Archaeen sind wie Bakterien Einzeller mit einem zirkulären doppelsträngigen DNA-Genom und haben weder eine Kernmembran noch Organellen. Das bedeutet, dass sie von der Zellstruktur her den Bakterien ähnlich sind, obwohl es Unterschiede gibt. Archaeen haben keine bakterienähnliche Zellwand, und ihre Plasmamembran unterscheidet sich von derjenigen der Bakterien und Eukaryoten. Im Inneren der Zelle weisen Archaeen jedoch eine auffällige Familienähnlichkeit mit Eukaryoten auf. Dies gilt insbesondere für die enzymatische Maschinerie, die die genetische Information verarbeitet – DNA-Verpackung und -Replikation, Transkription in RNA und Translation in Proteine. All diese Prozesse sind bei Archaeen und Eukaryonten im Wesentlichen gleich und unterscheiden sich deutlich von denen der Bakterien.

Daraus ergibt sich die Frage: Wenn Archaeen enger mit Eukaryonten als mit Bakterien verwandt sind, wie passen sie dann in den Stammbaum des Lebens?

Der von Woese vorgeschlagene Stammbaum war in drei gleich große Bereiche aufgeteilt, wobei Archaeen und Eukaryonten einen gemeinsamen Vorfahren hatten, der sich bereits von den Bakterien getrennt hatte. Biologen, die sich mit den Ursprüngen des Lebens befassen, sind jedoch kürzlich zu dem Schluss gekommen, dass Eukarya und Archaea keine Schwestergruppen sind. Stattdessen sind Eukaryoten die direkten Nachkommen von Archaeen, und unser lange verschollener Vorfahre gehört zum Superstamm der Archaeen, dem TACK“. Eine der aufregendsten neuen Entdeckungen des letzten Jahres war die Identifizierung eines „fehlenden Bindeglieds“ zwischen Eukarya und Archaea. Sie werden Lokiarchaeota genannt und wurden in der Nähe eines hydrothermalen Schlots an einem Ort gefunden, der als Loki’s Castle im Arktischen Ozean bekannt ist.

Können wir unser Wissen über Archaea nutzen, um die Ursprünge des komplexen Lebens zurückzuverfolgen? Eukaryotische Mikrofossilien lassen sich bis vor 1,8 Milliarden Jahren zurückdatieren, aber biologisches Methan wurde in Gesteinen gefunden, die 3,4 Milliarden Jahre alt sind. Die einzige Quelle für biologisches Methan sind die methanogenen Euryarchaeota, so dass wir wissen, dass Archaeen seit den Anfängen des Lebens auf der Erde existieren.

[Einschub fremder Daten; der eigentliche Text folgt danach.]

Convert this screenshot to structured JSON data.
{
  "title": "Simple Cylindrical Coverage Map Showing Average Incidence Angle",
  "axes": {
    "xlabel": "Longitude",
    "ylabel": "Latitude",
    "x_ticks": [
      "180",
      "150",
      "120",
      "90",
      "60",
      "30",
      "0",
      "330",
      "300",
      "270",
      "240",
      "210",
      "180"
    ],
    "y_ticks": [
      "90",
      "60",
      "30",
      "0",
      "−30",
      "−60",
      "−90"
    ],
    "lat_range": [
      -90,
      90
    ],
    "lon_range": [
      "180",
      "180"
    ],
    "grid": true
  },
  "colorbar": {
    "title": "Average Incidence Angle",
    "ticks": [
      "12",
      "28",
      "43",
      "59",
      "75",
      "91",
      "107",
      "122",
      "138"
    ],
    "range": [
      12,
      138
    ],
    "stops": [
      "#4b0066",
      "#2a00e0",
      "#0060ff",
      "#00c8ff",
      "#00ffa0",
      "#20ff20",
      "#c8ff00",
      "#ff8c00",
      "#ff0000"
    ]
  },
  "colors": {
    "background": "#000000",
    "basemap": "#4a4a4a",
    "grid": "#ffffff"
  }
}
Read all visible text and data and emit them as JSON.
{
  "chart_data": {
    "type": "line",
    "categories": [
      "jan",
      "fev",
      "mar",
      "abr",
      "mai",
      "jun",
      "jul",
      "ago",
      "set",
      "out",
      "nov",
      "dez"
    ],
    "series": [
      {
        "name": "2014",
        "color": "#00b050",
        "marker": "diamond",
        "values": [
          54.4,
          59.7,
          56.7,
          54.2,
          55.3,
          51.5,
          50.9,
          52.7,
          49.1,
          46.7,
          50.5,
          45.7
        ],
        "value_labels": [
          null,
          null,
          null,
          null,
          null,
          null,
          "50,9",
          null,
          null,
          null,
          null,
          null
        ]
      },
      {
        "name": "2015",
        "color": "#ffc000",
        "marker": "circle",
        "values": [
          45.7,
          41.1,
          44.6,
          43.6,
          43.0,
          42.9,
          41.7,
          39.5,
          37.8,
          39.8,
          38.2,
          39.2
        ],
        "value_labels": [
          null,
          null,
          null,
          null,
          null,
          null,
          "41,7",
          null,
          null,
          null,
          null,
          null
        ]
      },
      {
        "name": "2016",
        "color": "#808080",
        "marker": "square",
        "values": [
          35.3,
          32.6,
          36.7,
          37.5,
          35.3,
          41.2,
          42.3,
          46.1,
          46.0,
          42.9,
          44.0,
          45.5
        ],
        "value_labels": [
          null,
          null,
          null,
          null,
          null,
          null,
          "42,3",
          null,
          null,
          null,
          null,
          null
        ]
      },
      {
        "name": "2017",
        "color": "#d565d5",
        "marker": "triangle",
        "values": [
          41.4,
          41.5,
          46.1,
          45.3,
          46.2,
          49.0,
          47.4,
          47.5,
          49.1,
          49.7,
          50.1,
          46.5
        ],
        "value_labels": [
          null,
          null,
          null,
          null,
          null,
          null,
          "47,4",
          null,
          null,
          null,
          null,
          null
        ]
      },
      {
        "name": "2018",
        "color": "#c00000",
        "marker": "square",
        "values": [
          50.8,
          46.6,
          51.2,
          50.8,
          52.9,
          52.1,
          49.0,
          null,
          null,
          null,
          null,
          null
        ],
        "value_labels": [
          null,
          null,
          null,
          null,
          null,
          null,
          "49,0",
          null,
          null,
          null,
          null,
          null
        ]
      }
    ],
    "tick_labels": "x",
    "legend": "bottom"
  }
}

Was das Leben auf anderen Planeten betrifft, so ist es verlockend, darüber zu spekulieren, dass Archaeen auch den Mars besiedelt haben könnten – die Beweise häufen sich, dass das Methan in der Marsatmosphäre einen biologischen Ursprung hat.

DR THORSTEN ALLERS VON DER UNIVERSITÄT NOTTINGHAM ERKLÄRT, WIE DIESE FASZINIERENDEN MIKROORGANISMEN ENTDECKT WURDEN – UND WIE SIE UNS EIGENENEN PLATZ IM LEBENSBAUM ÜBERDENKEN LASSEN.

Woese’s Revolution

Was bedeuten die jüngsten Entdeckungen für uns Menschen? In Anbetracht unseres Wunsches nach Dichotomie sollten wir erleichtert sein, dass der Baum des Lebens auf nur zwei Hauptzweige – Bakterien und Archaeen – zurückgestutzt wurde. Und vor allem sollten wir Carl Woese Anerkennung zollen, dessen taxonomische Revolution es uns ermöglicht hat, unsere Vorfahren bis zu ihren bescheidenen Anfängen als Archaeen zurückzuverfolgen.

UNIVERSALPHYLOGENETISCHE BAUME IN WURZELFORM, DIE DIE DREI DOMÄNE ZEIGT.

HANNAH MARRIOTT & THORSTEN ALLERS

School of Life Sciences, University of Nottingham, Queen’s Medical Centre, Nottingham NG7 2UH, UK

FURTHER READING

Eme, L. & Doolittle, W. F. (2015). Archaea. Curr Biol 25, R845-R875.

Spang, A. & andere (2015). Komplexe Archaeen, die die Lücke zwischen Prokaryoten und Eukaryoten schließen. Nature 521, 173-179.

Williams, T. A. & u.a. (2013). Ein archaeischer Ursprung der Eukaryoten unterstützt nur zwei primäre Domänen des Lebens. Nature 504, 231-236.

Woese C. R., Kandler O. & Wheelis M. L. (1990). Towards a natural system of organisms: proposal for the domains Archaea, Bacteria, and Eucarya. Proc Natl Acad Sci USA 87, 4576-4579.